While the math.gl is highly optimized for use with the WebGL and WebGPU APIs, math.gl itself has no WebGL dependencies.
Modules
math.gl is a toolbox that offers a suite of composable modules.
Image
Module
Description
@math.gl/core
Basic 3D math classes (vectors, matrices, etc)
@math.gl/culling
Bounding volumes and intersection testing.
@math.gl/geospatial
Ellipsoidal math for WGS84 coordinates.
@math.gl/geoid
Earth Gravity Model support .
@math.gl/polygon
Polygon math, including geospatial cutting etc.
@math.gl/proj4
Conversion between coordinate reference systems.
@math.gl/sun
Solar position / direction from position and time.
@math.gl/web-mercator
Supports 3D Web Mercator (spherical) projections.
In addition, math.gl provides a few deprecated legacy modules, to avoid breaking older applications.
Legacy Module
Description
math.gl
Re-exports the API from @math.gl/core. An "alias" for @math.gl/core to avoid breaking old applications.
viewport-mercator-project
Re-exports the Web Mercator projection utilities in @math.gl/web-mercator. The viewport-mercator-project repository was moved to math.gl in Oct 2019.
Supported Browsers and Node Versions
math.gl is fully supported on:
Evergreen browsers: Recent versions of Chrome, Safari, Firefox, Edge etc.
IE11: Supported (with certain performance caveats) using math.gl's fully transpiled es5 distribution and @babel/polyfills.
Note that Internet Explorer < 10 will not work. If your application needs to support older browsers, an option could be to use gl-matrix directly.
History
The core classes were originally developed as part of luma.gl v4 to provide a basic 3D math library for the luma.gl and deck.gl frameworks.
math.gl was then broken out into its own module to allow it to mature in terms of functionality and stability and make it a proper home for additional 3D and Geospatial modules.
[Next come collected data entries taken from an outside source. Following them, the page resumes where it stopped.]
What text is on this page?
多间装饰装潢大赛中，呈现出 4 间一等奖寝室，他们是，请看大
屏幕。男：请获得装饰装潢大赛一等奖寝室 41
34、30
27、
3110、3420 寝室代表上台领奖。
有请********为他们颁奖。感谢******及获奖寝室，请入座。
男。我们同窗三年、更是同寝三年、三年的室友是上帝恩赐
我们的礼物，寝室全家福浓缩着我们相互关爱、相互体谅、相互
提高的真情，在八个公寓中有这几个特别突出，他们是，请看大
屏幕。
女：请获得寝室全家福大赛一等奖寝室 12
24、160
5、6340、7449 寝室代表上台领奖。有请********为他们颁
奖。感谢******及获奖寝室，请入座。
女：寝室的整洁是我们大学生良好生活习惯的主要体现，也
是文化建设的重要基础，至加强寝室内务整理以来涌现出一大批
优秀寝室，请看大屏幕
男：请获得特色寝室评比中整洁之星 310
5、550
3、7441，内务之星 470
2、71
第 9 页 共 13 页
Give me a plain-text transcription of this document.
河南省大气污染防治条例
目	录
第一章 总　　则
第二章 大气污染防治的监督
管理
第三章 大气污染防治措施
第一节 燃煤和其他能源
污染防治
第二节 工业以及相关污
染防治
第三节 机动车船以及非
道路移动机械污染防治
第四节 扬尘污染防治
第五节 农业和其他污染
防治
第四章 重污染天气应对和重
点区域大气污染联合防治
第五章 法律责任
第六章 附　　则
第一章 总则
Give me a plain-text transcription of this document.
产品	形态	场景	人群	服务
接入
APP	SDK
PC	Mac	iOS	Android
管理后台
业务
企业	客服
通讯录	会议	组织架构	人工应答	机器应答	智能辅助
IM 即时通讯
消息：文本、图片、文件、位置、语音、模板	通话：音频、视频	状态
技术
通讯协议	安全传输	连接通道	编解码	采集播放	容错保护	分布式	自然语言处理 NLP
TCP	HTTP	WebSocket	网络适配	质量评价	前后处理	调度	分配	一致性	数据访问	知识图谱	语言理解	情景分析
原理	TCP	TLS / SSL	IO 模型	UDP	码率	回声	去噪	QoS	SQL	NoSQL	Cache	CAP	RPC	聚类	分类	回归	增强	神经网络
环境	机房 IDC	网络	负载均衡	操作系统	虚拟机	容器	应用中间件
parts of the Cesium math library were ported and published as independently usable math.gl modules (the geospatial and culling modules). This was a collaboration with the Cesium team around 3D Tiles support in loaders.gl,
Additional geospatial modules have gradually been added to support more advanced use cases for deck.gl.
Attributions
math.gl was inspired by and built upon some of the most proven open source JavaScript math libraries:
gl-matrix - math.gl classes use gl-matrix under the hood
THREE.js math library - math.gl classes are API-compatible with a subset of the THREE.js classes and pass THREE.js test suites.
The CesiumJS math library (Apache2) - The geospatial and culling modules were ported from Cesium code base.
License
MIT license. The libraries that the core math.gl module are built on (e.g. gl-matrix) are also all open source and MIT licensed.
The @math.gl/geospatial and @math.gl/culling modules include Cesium-derived code which is Apache2 licensed.
math.gl will never include any code that is not under permissive license.